Much of the most recent research has confirmed for certain what anyone who’s ever had a toddler or pulled an all-nighter might already suspect: Sleep deprivation has detrimental effects on mood and performance (hence its use as a torture tactic). Researchers have also discovered that getting the recommended seven-plus hours each night is linked to lower levels of cardiovascular disease, diabetes, and hypertension.

One early symptom of the most recent bout of sleep mania may have been the rise of melatonin. First sold as a natural sleep aid in 1995, the over-the-counter supplement is a lab-grown, synthetic dose of the natural hormone released at night in the brain’s pineal gland; it tells the body to go to sleep. For years it lingered on supermarket “organic”-aisle shelves, a product women of a certain insomniac stage of life quietly swore by.

But between 2007 and 2012, the rates of melatonin use in the United States more than doubled. Incidentally, Apple released the first iPhone to U.S. retailers on June 29, 2007. The iPhone wasn’t the first glowing screen, but it and other devices ushered in the age of 24/7 screen time. In 2013, research confirmed that the bright blue light emitted by smartphone screens mimicked daylight a little too closely, triggering the circadian wakefulness response.

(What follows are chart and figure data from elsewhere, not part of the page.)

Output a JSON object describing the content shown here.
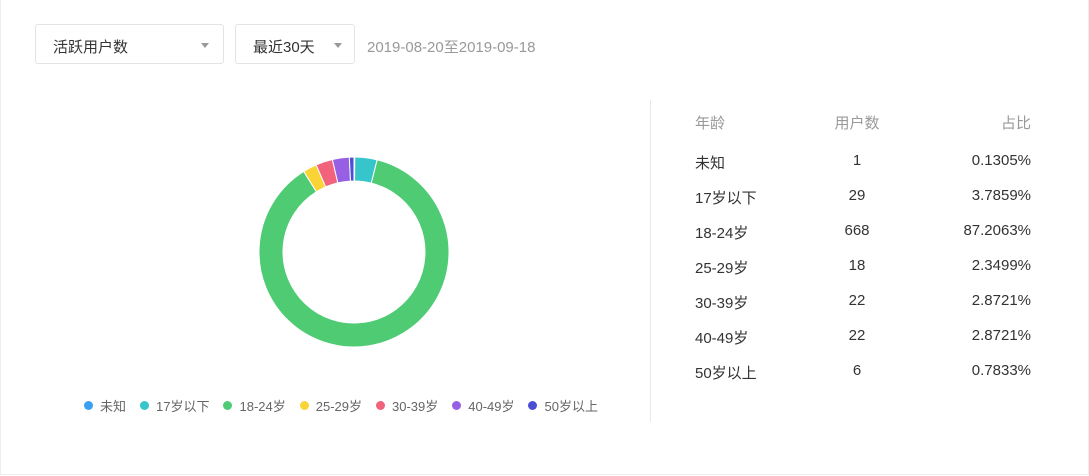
{
  "filters": {
    "metric": "活跃用户数",
    "period": "最近30天",
    "date_range": "2019-08-20至2019-09-18"
  },
  "table": {
    "headers": [
      "年龄",
      "用户数",
      "占比"
    ],
    "rows": [
      {
        "age": "未知",
        "count": "1",
        "share": "0.1305%"
      },
      {
        "age": "17岁以下",
        "count": "29",
        "share": "3.7859%"
      },
      {
        "age": "18-24岁",
        "count": "668",
        "share": "87.2063%"
      },
      {
        "age": "25-29岁",
        "count": "18",
        "share": "2.3499%"
      },
      {
        "age": "30-39岁",
        "count": "22",
        "share": "2.8721%"
      },
      {
        "age": "40-49岁",
        "count": "22",
        "share": "2.8721%"
      },
      {
        "age": "50岁以上",
        "count": "6",
        "share": "0.7833%"
      }
    ]
  },
  "chart_data": {
    "type": "pie",
    "donut": true,
    "legend_position": "bottom",
    "categories": [
      "未知",
      "17岁以下",
      "18-24岁",
      "25-29岁",
      "30-39岁",
      "40-49岁",
      "50岁以上"
    ],
    "values": [
      1,
      29,
      668,
      18,
      22,
      22,
      6
    ],
    "colors": [
      "#3aa0f2",
      "#35c5cb",
      "#4ecb73",
      "#fad337",
      "#f2637b",
      "#975fe4",
      "#4c4fd6"
    ]
  }
}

Another reason we’ve reached Peak Sleep may just be that we’ve reached Peak Sleep Research. There’s now enough of it to wield significant influence over public perception and policy. Stuart F. Quan, a professor of sleep medicine at Harvard, has developed a “sleep calculator” that reveals just how much a sleep-deprived schedule could cost a business in employee productivity and safety each year. Sports teams at the college and professional levels have also begun consulting with sleep specialists to improve performance.

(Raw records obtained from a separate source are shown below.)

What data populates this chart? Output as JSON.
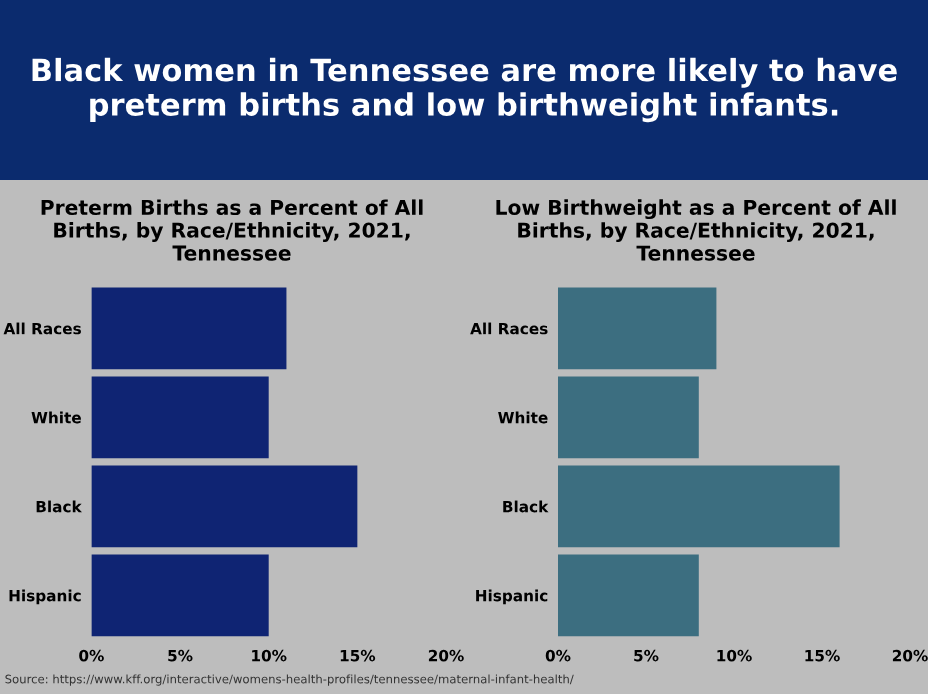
{
  "chart_data": [
    {
      "type": "other",
      "title": "Black women in Tennessee are more likely to have preterm births and low birthweight infants.",
      "annotations": [
        "Source: https://www.kff.org/interactive/womens-health-profiles/tennessee/maternal-infant-health/"
      ]
    },
    {
      "type": "bar",
      "orientation": "horizontal",
      "title": "Preterm Births as a Percent of All Births, by Race/Ethnicity, 2021, Tennessee",
      "categories": [
        "All Races",
        "White",
        "Black",
        "Hispanic"
      ],
      "values": [
        11,
        10,
        15,
        10
      ],
      "color": "#0f2473",
      "xlim": [
        0,
        20
      ],
      "xticks": [
        {
          "value": 0,
          "label": "0%"
        },
        {
          "value": 5,
          "label": "5%"
        },
        {
          "value": 10,
          "label": "10%"
        },
        {
          "value": 15,
          "label": "15%"
        },
        {
          "value": 20,
          "label": "20%"
        }
      ],
      "grid": false
    },
    {
      "type": "bar",
      "orientation": "horizontal",
      "title": "Low Birthweight as a Percent of All Births, by Race/Ethnicity, 2021, Tennessee",
      "categories": [
        "All Races",
        "White",
        "Black",
        "Hispanic"
      ],
      "values": [
        9,
        8,
        16,
        8
      ],
      "color": "#3c6e80",
      "xlim": [
        0,
        20
      ],
      "xticks": [
        {
          "value": 0,
          "label": "0%"
        },
        {
          "value": 5,
          "label": "5%"
        },
        {
          "value": 10,
          "label": "10%"
        },
        {
          "value": 15,
          "label": "15%"
        },
        {
          "value": 20,
          "label": "20%"
        }
      ],
      "grid": false
    }
  ]
}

The more we understand about sleep, the more we can manipulate its beneficial properties for our own purposes. The same way innovators once used nutrition science to lifehack products like Soylent to eliminate the time-sucking inconvenience of cooking and chewing, they now use sleep science to create products that promise to reset the circadian cycle whenever it’s convenient for the user to sleep.

Of course, the problem for many is a shortage of time to sleep, as millions of Americans with small kids or multiple jobs are well aware. For those eternally in search of a shortcut, some of the most fascinating research is taking place in the military. Soldiers and officers sleep poorly, due to unusual shift schedules; to combat fatigue-related accidents, the Air Force has historically allowed (and allegedly pressured) pilots to take “go pills,” or stimulants designed to keep them alert. Now, they want to minimize inefficiency. “They're looking for ways you can get away with as little sleep as you can,” Quan says. “I don't think anybody's found a solution for not sleeping,” he adds.

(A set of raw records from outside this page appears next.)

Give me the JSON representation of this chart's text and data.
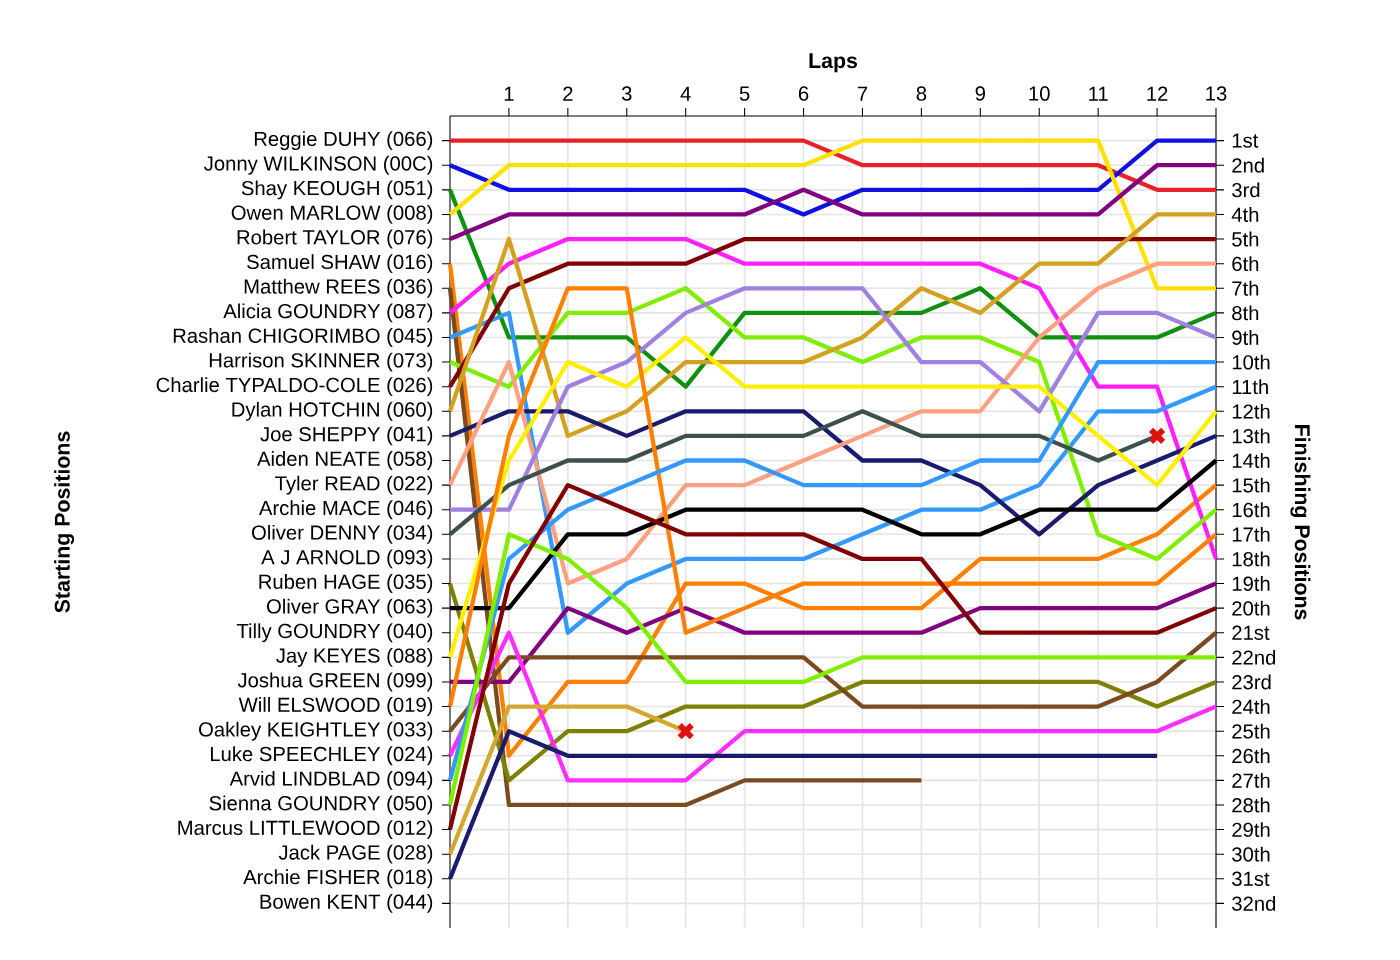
{
  "chart_data": {
    "type": "line",
    "xlabel": "Laps",
    "y2label": "Finishing Positions",
    "grid": true,
    "x": [
      0,
      1,
      2,
      3,
      4,
      5,
      6,
      7,
      8,
      9,
      10,
      11,
      12,
      13
    ],
    "xlim": [
      0,
      13
    ],
    "xticks": [
      1,
      2,
      3,
      4,
      5,
      6,
      7,
      8,
      9,
      10,
      11,
      12,
      13
    ],
    "annotations": [
      "Reggie DUHY (066)",
      "Jonny WILKINSON (00C)",
      "Shay KEOUGH (051)",
      "Owen MARLOW (008)",
      "Robert TAYLOR (076)",
      "Samuel SHAW (016)",
      "Matthew REES (036)",
      "Alicia GOUNDRY (087)",
      "Rashan CHIGORIMBO (045)",
      "Harrison SKINNER (073)",
      "Charlie TYPALDO-COLE (026)",
      "Dylan HOTCHIN (060)",
      "Joe SHEPPY (041)",
      "Aiden NEATE (058)",
      "Tyler READ (022)",
      "Archie MACE (046)",
      "Oliver DENNY (034)",
      "A J ARNOLD (093)",
      "Ruben HAGE (035)",
      "Oliver GRAY (063)",
      "Tilly GOUNDRY (040)",
      "Jay KEYES (088)",
      "Joshua GREEN (099)",
      "Will ELSWOOD (019)",
      "Oakley KEIGHTLEY (033)",
      "Luke SPEECHLEY (024)",
      "Arvid LINDBLAD (094)",
      "Sienna GOUNDRY (050)",
      "Marcus LITTLEWOOD (012)",
      "Jack PAGE (028)",
      "Archie FISHER (018)",
      "Bowen KENT (044)",
      "Starting Positions"
    ],
    "y2lim": [
      33,
      0
    ],
    "y2ticks": [
      {
        "value": 1,
        "label": "1st"
      },
      {
        "value": 2,
        "label": "2nd"
      },
      {
        "value": 3,
        "label": "3rd"
      },
      {
        "value": 4,
        "label": "4th"
      },
      {
        "value": 5,
        "label": "5th"
      },
      {
        "value": 6,
        "label": "6th"
      },
      {
        "value": 7,
        "label": "7th"
      },
      {
        "value": 8,
        "label": "8th"
      },
      {
        "value": 9,
        "label": "9th"
      },
      {
        "value": 10,
        "label": "10th"
      },
      {
        "value": 11,
        "label": "11th"
      },
      {
        "value": 12,
        "label": "12th"
      },
      {
        "value": 13,
        "label": "13th"
      },
      {
        "value": 14,
        "label": "14th"
      },
      {
        "value": 15,
        "label": "15th"
      },
      {
        "value": 16,
        "label": "16th"
      },
      {
        "value": 17,
        "label": "17th"
      },
      {
        "value": 18,
        "label": "18th"
      },
      {
        "value": 19,
        "label": "19th"
      },
      {
        "value": 20,
        "label": "20th"
      },
      {
        "value": 21,
        "label": "21st"
      },
      {
        "value": 22,
        "label": "22nd"
      },
      {
        "value": 23,
        "label": "23rd"
      },
      {
        "value": 24,
        "label": "24th"
      },
      {
        "value": 25,
        "label": "25th"
      },
      {
        "value": 26,
        "label": "26th"
      },
      {
        "value": 27,
        "label": "27th"
      },
      {
        "value": 28,
        "label": "28th"
      },
      {
        "value": 29,
        "label": "29th"
      },
      {
        "value": 30,
        "label": "30th"
      },
      {
        "value": 31,
        "label": "31st"
      },
      {
        "value": 32,
        "label": "32nd"
      }
    ],
    "series": [
      {
        "axis": "y2",
        "color": "#e8202a",
        "values": [
          1,
          1,
          1,
          1,
          1,
          1,
          1,
          2,
          2,
          2,
          2,
          2,
          3,
          3
        ]
      },
      {
        "axis": "y2",
        "color": "#1010e0",
        "values": [
          2,
          3,
          3,
          3,
          3,
          3,
          4,
          3,
          3,
          3,
          3,
          3,
          1,
          1
        ]
      },
      {
        "axis": "y2",
        "color": "#109010",
        "values": [
          3,
          9,
          9,
          9,
          11,
          8,
          8,
          8,
          8,
          7,
          9,
          9,
          9,
          8
        ]
      },
      {
        "axis": "y2",
        "color": "#ffe000",
        "values": [
          4,
          2,
          2,
          2,
          2,
          2,
          2,
          1,
          1,
          1,
          1,
          1,
          7,
          7
        ]
      },
      {
        "axis": "y2",
        "color": "#800080",
        "values": [
          5,
          4,
          4,
          4,
          4,
          4,
          3,
          4,
          4,
          4,
          4,
          4,
          2,
          2
        ]
      },
      {
        "axis": "y2",
        "color": "#ff8000",
        "values": [
          6,
          26,
          23,
          23,
          19,
          19,
          20,
          20,
          20,
          18,
          18,
          18,
          17,
          15
        ]
      },
      {
        "axis": "y2",
        "color": "#7b4a1e",
        "values": [
          7,
          28,
          28,
          28,
          28,
          27,
          27,
          27,
          27,
          null,
          null,
          null,
          null,
          null
        ]
      },
      {
        "axis": "y2",
        "color": "#ff20ff",
        "values": [
          8,
          6,
          5,
          5,
          5,
          6,
          6,
          6,
          6,
          6,
          7,
          11,
          11,
          18
        ]
      },
      {
        "axis": "y2",
        "color": "#3399ff",
        "values": [
          9,
          8,
          21,
          19,
          18,
          18,
          18,
          17,
          16,
          16,
          15,
          12,
          12,
          11
        ]
      },
      {
        "axis": "y2",
        "color": "#80ee00",
        "values": [
          10,
          11,
          8,
          8,
          7,
          9,
          9,
          10,
          9,
          9,
          10,
          17,
          18,
          16
        ]
      },
      {
        "axis": "y2",
        "color": "#800000",
        "values": [
          11,
          7,
          6,
          6,
          6,
          5,
          5,
          5,
          5,
          5,
          5,
          5,
          5,
          5
        ]
      },
      {
        "axis": "y2",
        "color": "#d4a020",
        "values": [
          12,
          5,
          13,
          12,
          10,
          10,
          10,
          9,
          7,
          8,
          6,
          6,
          4,
          4
        ]
      },
      {
        "axis": "y2",
        "color": "#1a1a6e",
        "values": [
          13,
          12,
          12,
          13,
          12,
          12,
          12,
          14,
          14,
          15,
          17,
          15,
          14,
          13
        ]
      },
      {
        "axis": "y2",
        "color": "#ffa080",
        "values": [
          15,
          10,
          19,
          18,
          15,
          15,
          14,
          13,
          12,
          12,
          9,
          7,
          6,
          6
        ]
      },
      {
        "axis": "y2",
        "color": "#a080e0",
        "values": [
          16,
          16,
          11,
          10,
          8,
          7,
          7,
          7,
          10,
          10,
          12,
          8,
          8,
          9
        ]
      },
      {
        "axis": "y2",
        "color": "#3c5050",
        "values": [
          17,
          15,
          14,
          14,
          13,
          13,
          13,
          12,
          13,
          13,
          13,
          14,
          13,
          null
        ]
      },
      {
        "axis": "y2",
        "color": "#808000",
        "values": [
          19,
          27,
          25,
          25,
          24,
          24,
          24,
          23,
          23,
          23,
          23,
          23,
          24,
          23
        ]
      },
      {
        "axis": "y2",
        "color": "#000000",
        "values": [
          20,
          20,
          17,
          17,
          16,
          16,
          16,
          16,
          17,
          17,
          16,
          16,
          16,
          14
        ]
      },
      {
        "axis": "y2",
        "color": "#ffee00",
        "values": [
          22,
          14,
          10,
          11,
          9,
          11,
          11,
          11,
          11,
          11,
          11,
          13,
          15,
          12
        ]
      },
      {
        "axis": "y2",
        "color": "#800080",
        "values": [
          23,
          23,
          20,
          21,
          20,
          21,
          21,
          21,
          21,
          20,
          20,
          20,
          20,
          19
        ]
      },
      {
        "axis": "y2",
        "color": "#ff8000",
        "values": [
          24,
          13,
          7,
          7,
          21,
          20,
          19,
          19,
          19,
          19,
          19,
          19,
          19,
          17
        ]
      },
      {
        "axis": "y2",
        "color": "#7b4a1e",
        "values": [
          25,
          22,
          22,
          22,
          22,
          22,
          22,
          24,
          24,
          24,
          24,
          24,
          23,
          21
        ]
      },
      {
        "axis": "y2",
        "color": "#ff30ff",
        "values": [
          26,
          21,
          27,
          27,
          27,
          25,
          25,
          25,
          25,
          25,
          25,
          25,
          25,
          24
        ]
      },
      {
        "axis": "y2",
        "color": "#3399ff",
        "values": [
          27,
          18,
          16,
          15,
          14,
          14,
          15,
          15,
          15,
          14,
          14,
          10,
          10,
          10
        ]
      },
      {
        "axis": "y2",
        "color": "#80ee00",
        "values": [
          28,
          17,
          18,
          20,
          23,
          23,
          23,
          22,
          22,
          22,
          22,
          22,
          22,
          22
        ]
      },
      {
        "axis": "y2",
        "color": "#800000",
        "values": [
          29,
          19,
          15,
          16,
          17,
          17,
          17,
          18,
          18,
          21,
          21,
          21,
          21,
          20
        ]
      },
      {
        "axis": "y2",
        "color": "#d4a830",
        "values": [
          30,
          24,
          24,
          24,
          25,
          null,
          null,
          null,
          null,
          null,
          null,
          null,
          null,
          null
        ]
      },
      {
        "axis": "y2",
        "color": "#1a1a6e",
        "values": [
          31,
          25,
          26,
          26,
          26,
          26,
          26,
          26,
          26,
          26,
          26,
          26,
          26,
          null
        ]
      },
      {
        "axis": "y2",
        "type": "scatter",
        "marker": "cross",
        "color": "#e01010",
        "x": [
          4,
          12
        ],
        "values": [
          25,
          13
        ]
      }
    ]
  }
}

But what about people like Thái Ngọc, the Vietnamese man famous for not having slept since 1973? He's considered little more than a sensational scientific anomaly, yet his relative normalcy and impressive productivity paint a tantalizing picture of a life without the need for sleep. I think about that during what I consider “productivity o’clock,” those past-bedtime hours when I sit in the ghostly glow of my dimmed-down MacBook. Except in this case, my boyfriend can expect a “good morning” text from me around lunchtime.